The other steps were preprocessing the text data. We did not forget the parameter to consider Turkish language in “tm” text mining package.

tm_map(docs,removePunctuation) #We removed the punctuations in the text.

tm_map(docs, removeNumbers) #We removed the numbers in the text.

tm_map(docs, tolower) #We converted the capitals to lower.

docs <- tm_map(docs, removeWords, c(“responsible person”, “bey”, “br”, “istiyorum”, “merhaba”, “iyi günler”)) #We ignored some specific words in the text.

docs <- tm_map(docs, stripWhitespace) # We erased some extra spaces between words after we removed some specific words.

docs <- tm_map(docs, PlainTextDocument) #We created a character set with the text.

dtm <- DocumentTermMatrix(docs) #We provided a text matrix to do some operations on the text data.

During these preprocessing steps, we can call the text data as “corpus”. This is a well-known text mining term that means a body of text data. The corpus was ready to do further processes in the analysis. One of these processes was term frequency in the text (TFi). We explained the table of term frequencies to the data stakeholders by visualizing in ggplot R package (Look at Figure-1 and Figure-2). Additionally, we created a word cloud text data visual for a better presentation of the analysis results. After that, we had a glimpse of popular terms in memos. These popular terms point what customers want from us to fix or to provide in our service.

Figure-1

Figure-2

Additionally, we can talk about the “sparsity” and “stopwords” in the corpus. Sparsity is a measurement for how much unique term occurs in the corpus. We can remove the sparse terms with “removeSparseTerms()” command. Stopwords are words that are meaningless in a language when they are alone such as conjunctions. In terms of text mining, the set of Stopwords change from a language to other languages. That is why we use a language parameter while import the text data into R program.

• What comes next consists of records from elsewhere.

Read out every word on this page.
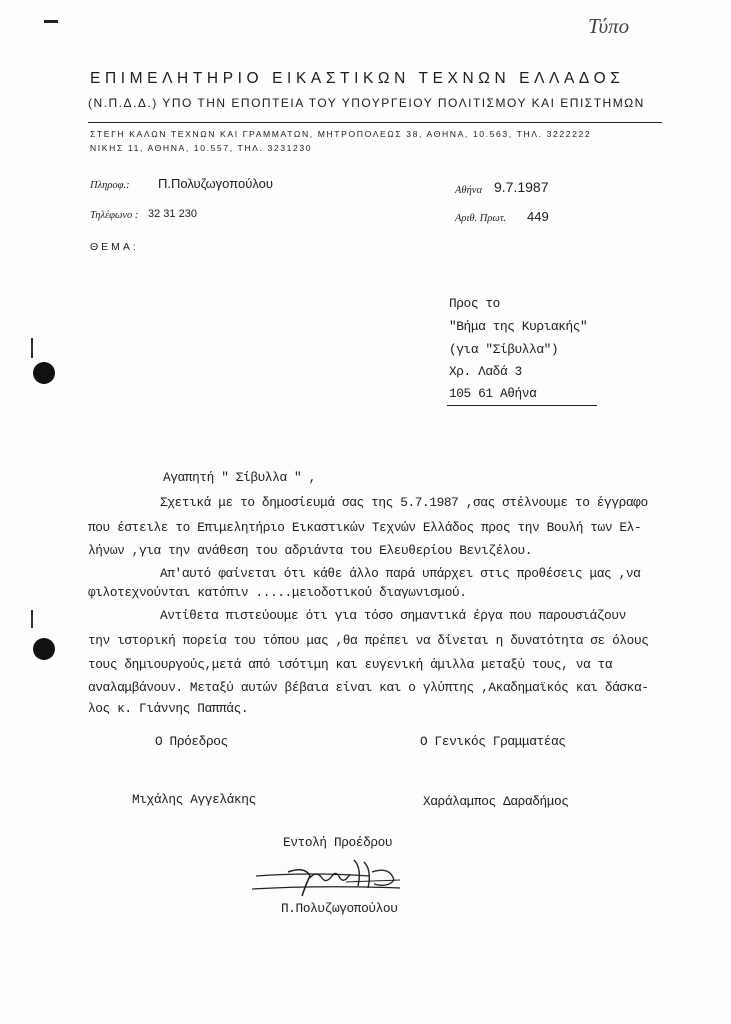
Τύπο
ΕΠΙΜΕΛΗΤΗΡΙΟ ΕΙΚΑΣΤΙΚΩΝ ΤΕΧΝΩΝ ΕΛΛΑΔΟΣ
(Ν.Π.Δ.Δ.) ΥΠΟ ΤΗΝ ΕΠΟΠΤΕΙΑ ΤΟΥ ΥΠΟΥΡΓΕΙΟΥ ΠΟΛΙΤΙΣΜΟΥ ΚΑΙ ΕΠΙΣΤΗΜΩΝ
ΣΤΕΓΗ ΚΑΛΩΝ ΤΕΧΝΩΝ ΚΑΙ ΓΡΑΜΜΑΤΩΝ, ΜΗΤΡΟΠΟΛΕΩΣ 38, ΑΘΗΝΑ, 10.563, ΤΗΛ. 3222222
ΝΙΚΗΣ 11, ΑΘΗΝΑ, 10.557, ΤΗΛ. 3231230
Πληροφ.: Π.Πολυζωγοπούλου
Τηλέφωνο : 32 31 230
ΘΕΜΑ:
Αθήνα 9.7.1987
Αριθ. Πρωτ. 449
Προς το
"Βήμα της Κυριακής"
(για "Σίβυλλα")
Χρ. Λαδά 3
105 61 Αθήνα
Αγαπητή " Σίβυλλα " ,
Σχετικά με το δημοσίευμά σας της 5.7.1987 ,σας στέλνουμε το έγγραφο
που έστειλε το Επιμελητήριο Εικαστικών Τεχνών Ελλάδος προς την Βουλή των Ελ-
λήνων ,για την ανάθεση του αδριάντα του Ελευθερίου Βενιζέλου.
Απ'αυτό φαίνεται ότι κάθε άλλο παρά υπάρχει στις προθέσεις μας ,να
φιλοτεχνούνται κατόπιν .....μειοδοτικού διαγωνισμού.
Αντίθετα πιστεύουμε ότι για τόσο σημαντικά έργα που παρουσιάζουν
την ιστορική πορεία του τόπου μας ,θα πρέπει να δίνεται η δυνατότητα σε όλους
τους δημιουργούς,μετά από ισότιμη και ευγενική άμιλλα μεταξύ τους, να τα
αναλαμβάνουν. Μεταξύ αυτών βέβαια είναι και ο γλύπτης ,Ακαδημαϊκός και δάσκα-
λος κ. Γιάννης Παππάς.
Ο Πρόεδρος	Ο Γενικός Γραμματέας
Μιχάλης Αγγελάκης	Χαράλαμπος Δαραδήμος
Εντολή Προέδρου
Π.Πολυζωγοπούλου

The other insights were made from the correlation of terms. That means which word was accompanied by which word.

findAssocs(memos_corpus, c(“KonuşarakÖğren”), corlimit=0.85)

The command above shows all words that were accompanied by the word “KonuşarakÖğren” in a ratio (correlation ratio) %85. When we looked at the accompanying words, we could interpret about positive meaning words or negative meaning words are accompanying to the brand name. Also, we could comment on our teachers’ performances in the eye of our customers. We had other insights in terms of product development.

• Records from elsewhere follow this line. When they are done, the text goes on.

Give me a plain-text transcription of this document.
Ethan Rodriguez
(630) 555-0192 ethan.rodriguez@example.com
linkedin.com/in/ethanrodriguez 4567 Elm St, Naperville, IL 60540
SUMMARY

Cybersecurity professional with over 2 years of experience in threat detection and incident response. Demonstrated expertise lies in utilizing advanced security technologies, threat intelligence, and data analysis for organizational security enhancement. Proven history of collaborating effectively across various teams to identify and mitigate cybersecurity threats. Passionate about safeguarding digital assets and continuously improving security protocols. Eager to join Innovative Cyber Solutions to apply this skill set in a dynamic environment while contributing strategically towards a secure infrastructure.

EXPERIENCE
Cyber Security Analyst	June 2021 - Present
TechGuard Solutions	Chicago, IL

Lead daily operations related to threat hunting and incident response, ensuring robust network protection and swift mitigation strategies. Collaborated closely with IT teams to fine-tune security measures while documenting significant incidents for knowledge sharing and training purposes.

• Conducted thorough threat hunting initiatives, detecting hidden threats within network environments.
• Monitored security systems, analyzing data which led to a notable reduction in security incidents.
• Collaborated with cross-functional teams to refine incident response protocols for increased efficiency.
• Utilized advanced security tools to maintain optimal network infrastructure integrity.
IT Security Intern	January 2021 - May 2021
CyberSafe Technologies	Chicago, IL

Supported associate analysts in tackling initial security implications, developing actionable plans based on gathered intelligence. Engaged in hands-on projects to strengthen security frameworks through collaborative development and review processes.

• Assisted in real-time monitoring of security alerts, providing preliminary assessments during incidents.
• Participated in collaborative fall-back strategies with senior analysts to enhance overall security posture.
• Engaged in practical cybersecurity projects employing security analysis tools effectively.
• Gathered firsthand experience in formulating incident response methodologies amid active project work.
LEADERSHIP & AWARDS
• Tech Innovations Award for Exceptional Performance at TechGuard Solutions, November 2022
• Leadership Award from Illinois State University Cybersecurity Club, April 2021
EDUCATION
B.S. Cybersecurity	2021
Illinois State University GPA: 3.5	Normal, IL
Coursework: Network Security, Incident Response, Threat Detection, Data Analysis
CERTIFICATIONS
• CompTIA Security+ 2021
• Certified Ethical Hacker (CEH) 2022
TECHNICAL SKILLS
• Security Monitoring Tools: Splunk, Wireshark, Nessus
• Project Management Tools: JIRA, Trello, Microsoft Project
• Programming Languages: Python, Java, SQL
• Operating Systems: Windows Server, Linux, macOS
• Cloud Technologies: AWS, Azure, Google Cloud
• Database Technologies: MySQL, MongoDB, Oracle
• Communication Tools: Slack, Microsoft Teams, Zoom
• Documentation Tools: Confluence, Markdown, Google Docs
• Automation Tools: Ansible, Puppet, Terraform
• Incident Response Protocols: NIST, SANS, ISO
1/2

In conclusion, after this text mining analysis;

We did some product developments that decrease memo numbers %20.

We created a summary and a review of memos besides the responsible people for memos. This provided a better understanding of the system for all stakeholders.

We understood our customer better and improved our customer satisfaction.

We changed some UI designs. We planned to prepare a video guide for the system. The customers learned better how the system works and they send fewer memos. Besides that, the help was more available to the customer than before.

--

--